>If most of your information is going to be output into HTML and you like the default format that the Mylyn WikiText produces, then you do not need to read any further. However if you are a big fan of single sourcing, and want to produce your output to DocBook, then keep reading as there are some gotchas (yes, I opened a bug with the big one).
There is already a good example of the docbook generation, so I won’t document how to do that. However there are several problems:
1. If your MediaWiki page uses code or pre tags, you can run into problems. WikiText will generate invalid non-well formed XML.
2. Items like <strike> will be passed through, these aren’t valid docbook terms. They need to be wrapped in with the appropriate role attribute specified.
I’ve opened bug 296705 to help address the first one.
Now for some possible work arounds to the issues:
Using Ant one can use the replace function to search for the <pre> and </pre> tags and just replace them. WikiText outputs wraps the text in LiteralLayout elements.
The same technique can be used to change strike to emphasis.
Wikitext is like any automated convertor I have used, it gets the job done, but the output it produces doesn’t win a beauty contest.
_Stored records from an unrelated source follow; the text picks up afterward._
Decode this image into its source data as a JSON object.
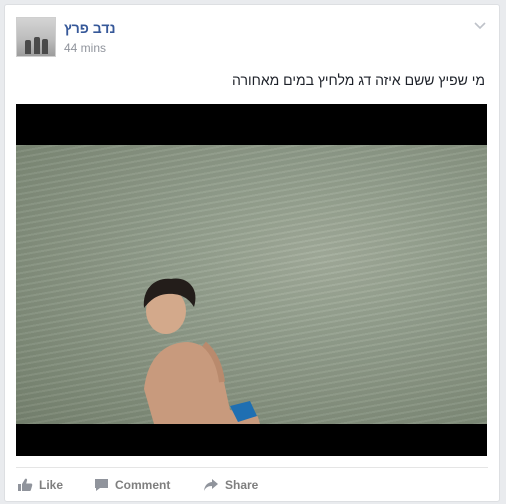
{
  "post": {
    "author": "נדב פרץ",
    "time": "44 mins",
    "text": "מי שפיץ ששם איזה דג מלחיץ במים מאחורה"
  },
  "actions": {
    "like": "Like",
    "comment": "Comment",
    "share": "Share"
  },
  "icons": {
    "options": "chevron-down-icon",
    "like": "thumbs-up-icon",
    "comment": "speech-bubble-icon",
    "share": "share-arrow-icon"
  },
  "colors": {
    "author": "#365899",
    "meta": "#90949c",
    "action": "#7f7f7f"
  }
}
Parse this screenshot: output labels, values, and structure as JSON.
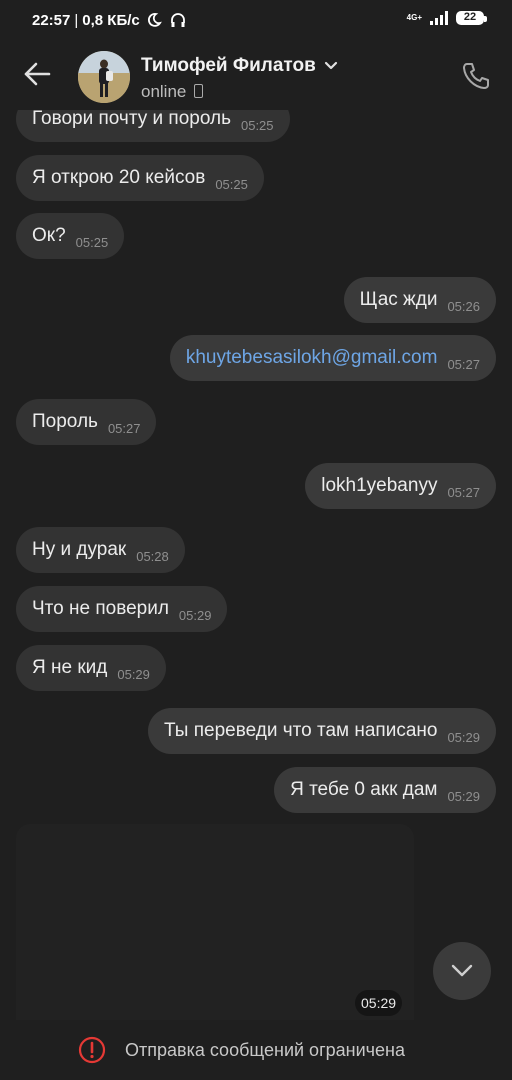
{
  "status_bar": {
    "time": "22:57",
    "separator": "|",
    "speed": "0,8 КБ/с",
    "network": "4G+",
    "battery": "22",
    "icons": [
      "moon-icon",
      "headphones-icon",
      "signal-icon",
      "battery-icon"
    ]
  },
  "header": {
    "contact_name": "Тимофей Филатов",
    "status": "online",
    "icons": [
      "back-arrow-icon",
      "chevron-down-icon",
      "mobile-device-icon",
      "phone-call-icon"
    ]
  },
  "messages": [
    {
      "text": "Говори почту и пороль",
      "time": "05:25",
      "direction": "in"
    },
    {
      "text": "Я открою 20 кейсов",
      "time": "05:25",
      "direction": "in"
    },
    {
      "text": "Ок?",
      "time": "05:25",
      "direction": "in"
    },
    {
      "text": "Щас жди",
      "time": "05:26",
      "direction": "out"
    },
    {
      "text": "khuytebesasilokh@gmail.com",
      "time": "05:27",
      "direction": "out"
    },
    {
      "text": "Пороль",
      "time": "05:27",
      "direction": "in"
    },
    {
      "text": "lokh1yebanyy",
      "time": "05:27",
      "direction": "out"
    },
    {
      "text": "Ну и дурак",
      "time": "05:28",
      "direction": "in"
    },
    {
      "text": "Что не поверил",
      "time": "05:29",
      "direction": "in"
    },
    {
      "text": "Я не кид",
      "time": "05:29",
      "direction": "in"
    },
    {
      "text": "Ты переведи что там написано",
      "time": "05:29",
      "direction": "out"
    },
    {
      "text": "Я тебе 0 акк дам",
      "time": "05:29",
      "direction": "out"
    }
  ],
  "media": {
    "time": "05:29"
  },
  "footer": {
    "restriction_text": "Отправка сообщений ограничена",
    "accent_warning": "#e53935",
    "link_color": "#6ea6e6"
  }
}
In many cases it puts to many tags in when it shouldn’t. i.e. code samples will get extra LiteralLayouts when one literallayout or programmlisting block would do nicely.
<literallayout>/**
* First load and optionally validate the XML document
*/
</literallayout>
<literallayout>// Create an InputStream from the XML document
InputStream is = new FileInputStream(“XPexample.xml”);
</literallayout>
<literallayout>// Initializing the Xerces DOM loader.
DOMLoader loader = new XercesLoader();
</literallayout>
<literallayout>// Optionally set flag to validate XML document loader.setvalidating(validate);
// Loads the XML document and stores the DOM root
Document doc = loader.load(is);
</literallayout>
This ideally would be:
<literallayout>/**
* First load and optionally validate the XML document
*/
// Create an InputStream from the XML document
InputStream is = new FileInputStream(“XPexample.xml”);
// Initializing the Xerces DOM loader.
DOMLoader loader = new XercesLoader();
// Optionally set flag to validate XML document loader.setvalidating(validate);
// Loads the XML document and stores the DOM root
Document doc = loader.load(is);
<literallayout>
People tend to complain about how wordy XML can be, but automated conversions don’t help things when they aren’t optimized to generate the best output possible. With this said, various conversion programs from wiki markup to docbook all run into issues. None are perfect and there has to be manual cleanup done.
>Great to see efforts towards single-sourcing documentation via Eclipsepedia!In MediaWiki, lines that start with the space character are converted to preformatted text. Mylyn WikiText doesn't yet have a rule to detect <pre> tags. Your code sample is split into multiple literallayout tags as a result of leading spaces and this missing rule. With a block rule to detect <pre> added to Mylyn WikiText, this problem would go away.As with all projects, the quality of wiki markup language implementations in Mylyn WikiText is a direct result of the level of community contribution. MediaWiki language parsing has a few rough edges around embedded HTML tags in markup. Hopefully renewed interest in documentation at Eclipse will drive some improvements into Mylyn WikiText in this area.
>@David Since I have the source code for the standalone version I plan to submit some patches to the bug I mentioned. Will attach something to the bug once I have it completed.
>Fantastic! I'll see you on the bug.